Танненбаум расцветал на глазах. Вытянул шею и покрылся красно-бурым румянцем; теперь его лицо напоминало железо, долго мокнувшее под дождем.
— Вы совершили ошибку, господин Танненбаум, — сказал я. — Вам следовало пометить ее юбку мелом — провести маленькую незаметную черточку. Тогда бы вы знали, какая из двойняшек приняла ваши пошлые ухаживания. Допустим, что другой они не по вкусу. Вы повторите свою попытку, а она швырнет вам в голову поднос с яблочным пирогом и кофейник в придачу! Как видите, обе сестрицы вносят в данный момент свежий пирог. Вы помните, кто из них угощал вас только что? Я уже не помню.
— Я… Это была… Нет… — Танненбаум бросил на меня взгляд, исполненный ненависти, и уставился на двойняшек. Казалось, его слепит солнце. Потом он с неимоверным трудом выдавил из себя сладенькую улыбку. Танненбаум решил, что та сестра, к которой он приставал, ответит ему улыбкой. Однако обе девушки улыбнулись одновременно. Танненбаум выругался сквозь зубы. Покинув его, я опять подошел к Бетти.

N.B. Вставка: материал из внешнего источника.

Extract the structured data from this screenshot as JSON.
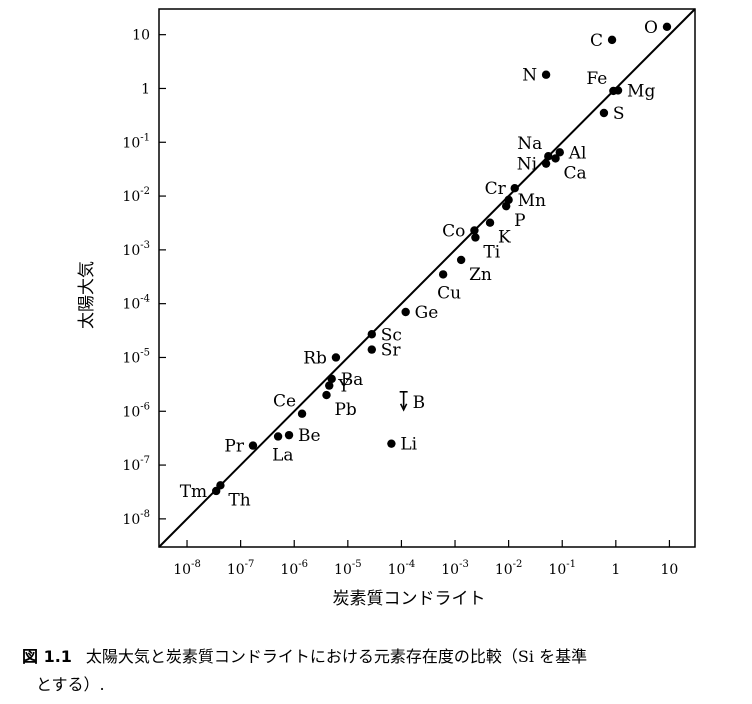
{
  "chart_data": {
    "type": "scatter",
    "xlabel": "炭素質コンドライト",
    "ylabel": "太陽大気",
    "xscale": "log",
    "yscale": "log",
    "xlim": [
      3e-09,
      30.0
    ],
    "ylim": [
      3e-09,
      30.0
    ],
    "diagonal_line": "y = x",
    "x_ticks": [
      {
        "value": 1e-08,
        "base": "10",
        "exp": "-8"
      },
      {
        "value": 1e-07,
        "base": "10",
        "exp": "-7"
      },
      {
        "value": 1e-06,
        "base": "10",
        "exp": "-6"
      },
      {
        "value": 1e-05,
        "base": "10",
        "exp": "-5"
      },
      {
        "value": 0.0001,
        "base": "10",
        "exp": "-4"
      },
      {
        "value": 0.001,
        "base": "10",
        "exp": "-3"
      },
      {
        "value": 0.01,
        "base": "10",
        "exp": "-2"
      },
      {
        "value": 0.1,
        "base": "10",
        "exp": "-1"
      },
      {
        "value": 1,
        "base": "1",
        "exp": ""
      },
      {
        "value": 10,
        "base": "10",
        "exp": ""
      }
    ],
    "y_ticks": [
      {
        "value": 1e-08,
        "base": "10",
        "exp": "-8"
      },
      {
        "value": 1e-07,
        "base": "10",
        "exp": "-7"
      },
      {
        "value": 1e-06,
        "base": "10",
        "exp": "-6"
      },
      {
        "value": 1e-05,
        "base": "10",
        "exp": "-5"
      },
      {
        "value": 0.0001,
        "base": "10",
        "exp": "-4"
      },
      {
        "value": 0.001,
        "base": "10",
        "exp": "-3"
      },
      {
        "value": 0.01,
        "base": "10",
        "exp": "-2"
      },
      {
        "value": 0.1,
        "base": "10",
        "exp": "-1"
      },
      {
        "value": 1,
        "base": "1",
        "exp": ""
      },
      {
        "value": 10,
        "base": "10",
        "exp": ""
      }
    ],
    "points": [
      {
        "label": "O",
        "x": 9.0,
        "y": 14.0,
        "label_pos": "left"
      },
      {
        "label": "C",
        "x": 0.85,
        "y": 8.0,
        "label_pos": "left"
      },
      {
        "label": "N",
        "x": 0.05,
        "y": 1.8,
        "label_pos": "left"
      },
      {
        "label": "Fe",
        "x": 0.9,
        "y": 0.9,
        "label_pos": "upper-left"
      },
      {
        "label": "Mg",
        "x": 1.1,
        "y": 0.92,
        "label_pos": "right"
      },
      {
        "label": "S",
        "x": 0.6,
        "y": 0.35,
        "label_pos": "right"
      },
      {
        "label": "Na",
        "x": 0.055,
        "y": 0.055,
        "label_pos": "upper-left"
      },
      {
        "label": "Al",
        "x": 0.09,
        "y": 0.065,
        "label_pos": "right"
      },
      {
        "label": "Ni",
        "x": 0.05,
        "y": 0.04,
        "label_pos": "left"
      },
      {
        "label": "Ca",
        "x": 0.075,
        "y": 0.05,
        "label_pos": "lower-right"
      },
      {
        "label": "Cr",
        "x": 0.013,
        "y": 0.014,
        "label_pos": "left"
      },
      {
        "label": "Mn",
        "x": 0.01,
        "y": 0.0085,
        "label_pos": "right"
      },
      {
        "label": "P",
        "x": 0.009,
        "y": 0.0065,
        "label_pos": "lower-right"
      },
      {
        "label": "Co",
        "x": 0.0023,
        "y": 0.0023,
        "label_pos": "left"
      },
      {
        "label": "K",
        "x": 0.0045,
        "y": 0.0032,
        "label_pos": "lower-right"
      },
      {
        "label": "Ti",
        "x": 0.0024,
        "y": 0.0017,
        "label_pos": "lower-right"
      },
      {
        "label": "Zn",
        "x": 0.0013,
        "y": 0.00065,
        "label_pos": "lower-right"
      },
      {
        "label": "Cu",
        "x": 0.0006,
        "y": 0.00035,
        "label_pos": "below"
      },
      {
        "label": "Ge",
        "x": 0.00012,
        "y": 7e-05,
        "label_pos": "right"
      },
      {
        "label": "Sc",
        "x": 2.8e-05,
        "y": 2.7e-05,
        "label_pos": "right"
      },
      {
        "label": "Sr",
        "x": 2.8e-05,
        "y": 1.4e-05,
        "label_pos": "right"
      },
      {
        "label": "Rb",
        "x": 6e-06,
        "y": 1e-05,
        "label_pos": "left"
      },
      {
        "label": "Ba",
        "x": 5e-06,
        "y": 4e-06,
        "label_pos": "right"
      },
      {
        "label": "Y",
        "x": 4.5e-06,
        "y": 3e-06,
        "label_pos": "right"
      },
      {
        "label": "Pb",
        "x": 4e-06,
        "y": 2e-06,
        "label_pos": "lower-right"
      },
      {
        "label": "Ce",
        "x": 1.4e-06,
        "y": 9e-07,
        "label_pos": "upper-left"
      },
      {
        "label": "B",
        "x": 0.00011,
        "y": 1.5e-06,
        "label_pos": "right",
        "upper_limit": true
      },
      {
        "label": "Be",
        "x": 8e-07,
        "y": 3.6e-07,
        "label_pos": "right"
      },
      {
        "label": "La",
        "x": 5e-07,
        "y": 3.4e-07,
        "label_pos": "below"
      },
      {
        "label": "Pr",
        "x": 1.7e-07,
        "y": 2.3e-07,
        "label_pos": "left"
      },
      {
        "label": "Li",
        "x": 6.5e-05,
        "y": 2.5e-07,
        "label_pos": "right"
      },
      {
        "label": "Tm",
        "x": 3.5e-08,
        "y": 3.3e-08,
        "label_pos": "left"
      },
      {
        "label": "Th",
        "x": 4.2e-08,
        "y": 4.2e-08,
        "label_pos": "lower-right"
      }
    ]
  },
  "caption": {
    "number": "図 1.1",
    "text_line1": "太陽大気と炭素質コンドライトにおける元素存在度の比較（Si を基準",
    "text_line2": "とする）."
  }
}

Мне хотелось уйти. Эта смесь слащавой сентиментальности и неподдельного страха была просто невыносима. Меня от нее мутило. Я ненавидел эту неистребимую эмигрантскую тоску, эту фальшивую ностальгию, которая, даже превратившись в ненависть и отвращение, всегда находила себе лазейки и возникала снова. На своем веку я слишком много наслушался разговоров, которые начинались сакраментальной фразой «не все немцы такие» и кончались болтовней на тему о старых и добрых временах в Германии до прихода нацистов. Я хорошо понимал Бетти, понимал ее нежное и наивное сердце, любил ее и все же не мог здесь оставаться. Глаза на мокром месте, картинки Берлина, родной язык, за который она цеплялась в страхе перед завтрашним днем, — все это трогало меня до слез. Но мне казалось при этом, что я чую запах покорности и бессильного бунтарства, которое наперед знает, что оно бессильно, и которое, будучи субъективно честным, сводится всего лишь к пустым словам и красивым жестам. Я снова ощутил себя узником, хотя нигде не было колючей проволоки; меня опять окружал этот трупный дух воспоминаний, эта призрачная и беспредметная ненависть.